Manawatu Standard

Greenlight given to appeal bid

- JONO GALUSZKA

Lake Horowhenua campaigner Philip Taueki will be able to appeal a conviction of escaping police custody, as he may not actually have been in custody at the time of the apparent escape, despite police saying they had arrested him.

In a judgment issued on Monday, the Court of Appeal decided Taueki’s case was of such public importance that it needed to be heard.

Taueki, of Muaupoko, has campaigned for years to have Lake Horowhenua cleaned up. The Crown has conceded a failure to protect the lake from pollution.

He has also had a longstandi­ng dispute with a local rowing club, which occupied a building on the lake’s foreshore in March 2014.

The building was allegedly burgled and defaced by Taueki, and he was subsequent­ly arrested.

He was allowed by police to drive to his home near the lake to get personal items. Police said he then climbed out a window and left, watching police search for him from a nearby graveyard.

Taueki was eventually found and charged with, among other things, escaping police custody.
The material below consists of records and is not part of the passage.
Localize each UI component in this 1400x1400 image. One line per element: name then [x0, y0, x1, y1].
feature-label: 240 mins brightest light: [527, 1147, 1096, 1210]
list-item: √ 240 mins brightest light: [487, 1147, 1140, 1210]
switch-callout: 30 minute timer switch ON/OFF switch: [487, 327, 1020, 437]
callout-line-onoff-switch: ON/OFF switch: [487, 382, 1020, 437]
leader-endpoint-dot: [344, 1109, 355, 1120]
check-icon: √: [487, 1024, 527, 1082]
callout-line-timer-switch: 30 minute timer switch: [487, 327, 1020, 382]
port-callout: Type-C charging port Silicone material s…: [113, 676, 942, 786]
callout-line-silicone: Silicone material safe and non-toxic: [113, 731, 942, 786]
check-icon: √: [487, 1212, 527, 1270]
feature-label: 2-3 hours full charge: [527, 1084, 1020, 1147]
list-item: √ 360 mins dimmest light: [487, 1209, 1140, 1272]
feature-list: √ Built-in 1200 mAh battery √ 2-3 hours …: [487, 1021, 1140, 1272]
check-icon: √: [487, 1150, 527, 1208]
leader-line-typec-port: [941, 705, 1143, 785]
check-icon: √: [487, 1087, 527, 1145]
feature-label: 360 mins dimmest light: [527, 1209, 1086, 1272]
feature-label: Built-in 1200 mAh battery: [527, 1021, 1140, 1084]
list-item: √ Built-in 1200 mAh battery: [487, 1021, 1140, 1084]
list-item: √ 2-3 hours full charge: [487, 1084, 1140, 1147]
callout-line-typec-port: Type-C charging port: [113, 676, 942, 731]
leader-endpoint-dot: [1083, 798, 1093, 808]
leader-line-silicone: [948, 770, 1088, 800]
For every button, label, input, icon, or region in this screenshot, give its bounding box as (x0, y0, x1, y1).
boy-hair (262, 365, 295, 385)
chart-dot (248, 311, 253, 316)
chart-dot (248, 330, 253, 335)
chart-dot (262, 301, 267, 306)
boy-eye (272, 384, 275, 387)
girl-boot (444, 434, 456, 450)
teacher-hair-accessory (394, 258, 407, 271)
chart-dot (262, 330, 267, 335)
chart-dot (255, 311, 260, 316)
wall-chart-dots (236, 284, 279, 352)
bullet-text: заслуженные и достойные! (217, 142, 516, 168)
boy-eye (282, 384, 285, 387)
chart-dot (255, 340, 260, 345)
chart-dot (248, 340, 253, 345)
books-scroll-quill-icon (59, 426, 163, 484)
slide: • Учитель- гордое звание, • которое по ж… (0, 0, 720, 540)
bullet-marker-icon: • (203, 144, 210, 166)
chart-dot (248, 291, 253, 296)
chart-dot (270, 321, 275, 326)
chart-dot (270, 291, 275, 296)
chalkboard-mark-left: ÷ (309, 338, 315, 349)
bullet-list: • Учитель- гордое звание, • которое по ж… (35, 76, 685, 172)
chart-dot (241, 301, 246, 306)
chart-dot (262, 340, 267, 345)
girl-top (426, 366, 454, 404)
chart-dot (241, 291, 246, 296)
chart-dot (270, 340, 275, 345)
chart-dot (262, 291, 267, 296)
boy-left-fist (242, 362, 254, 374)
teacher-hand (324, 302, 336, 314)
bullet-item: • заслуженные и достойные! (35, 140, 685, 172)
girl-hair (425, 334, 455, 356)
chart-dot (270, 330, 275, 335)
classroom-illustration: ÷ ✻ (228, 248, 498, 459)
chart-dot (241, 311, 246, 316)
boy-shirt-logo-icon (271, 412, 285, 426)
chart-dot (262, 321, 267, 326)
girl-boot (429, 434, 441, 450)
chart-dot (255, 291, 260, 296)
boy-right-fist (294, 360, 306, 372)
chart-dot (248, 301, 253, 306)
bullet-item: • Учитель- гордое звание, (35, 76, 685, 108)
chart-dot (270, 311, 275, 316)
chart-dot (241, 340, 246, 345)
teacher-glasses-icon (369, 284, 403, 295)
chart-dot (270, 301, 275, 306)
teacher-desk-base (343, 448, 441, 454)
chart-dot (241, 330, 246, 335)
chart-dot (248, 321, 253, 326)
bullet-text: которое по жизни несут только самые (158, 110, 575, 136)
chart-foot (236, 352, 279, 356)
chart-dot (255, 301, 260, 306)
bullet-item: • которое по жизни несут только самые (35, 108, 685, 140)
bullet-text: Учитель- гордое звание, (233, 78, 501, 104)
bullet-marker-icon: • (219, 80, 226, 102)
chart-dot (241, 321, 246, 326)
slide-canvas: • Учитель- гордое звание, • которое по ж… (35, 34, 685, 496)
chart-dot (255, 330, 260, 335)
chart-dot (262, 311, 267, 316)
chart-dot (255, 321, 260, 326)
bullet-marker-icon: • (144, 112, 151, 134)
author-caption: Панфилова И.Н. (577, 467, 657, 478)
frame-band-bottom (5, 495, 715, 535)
He was found not guilty of the vandalism and burglary offences, and other charges were withdrawn, but he was convicted and discharged on the escaping charge.

In his decision, Judge Bill Hastings said Taueki asking police if he could get the items was important.

‘‘He asked to go to a particular place for a particular purpose, and the arresting officers consented,’’ he said. ‘‘This does not mean the custody then ended. It means that the custody continued, but on condition and under direction of the police to go to that place for that purpose.’’

The Court of Appeal declined Taueki’s appeal on some grounds, but decided they would hear him on one point - if the police officers maintained custody of Taueki to the point he could be said to have escaped.

In the Court of Appeal judgment, Justice Christian Whata said Taueki put the situation ‘‘colourfull­y’’ when saying ‘‘given permission to leave and remaining in custody is the perfect oxymoron’’.

There were cases when people had been given a day release from prison and had not returned on time, but were still not judged to have escaped custody because they were not in the direct control of prison authoritie­s, Whata said.

On the other hand, people in similar situations to Taueki’s had been convicted of escaping custody. ‘‘We are satisfied that Mr Taueki raises a matter of public importance in terms of defining the circumstan­ces where the police may maintain remote custody of an arrested person and the conditions that must be satisfied in order to maintain such custody,’’ Whata said.

If Taueki could show the conditions for ‘‘remote custody’’ were not met in his case, he may show a miscarriag­e of justice had taken place.

An appeal against a decision to not award Taueki $55,136 in Mckenzie Friend costs - money he says should go to former Horowhenua District councillor Anne Hunt for work she did on his defence - was declined.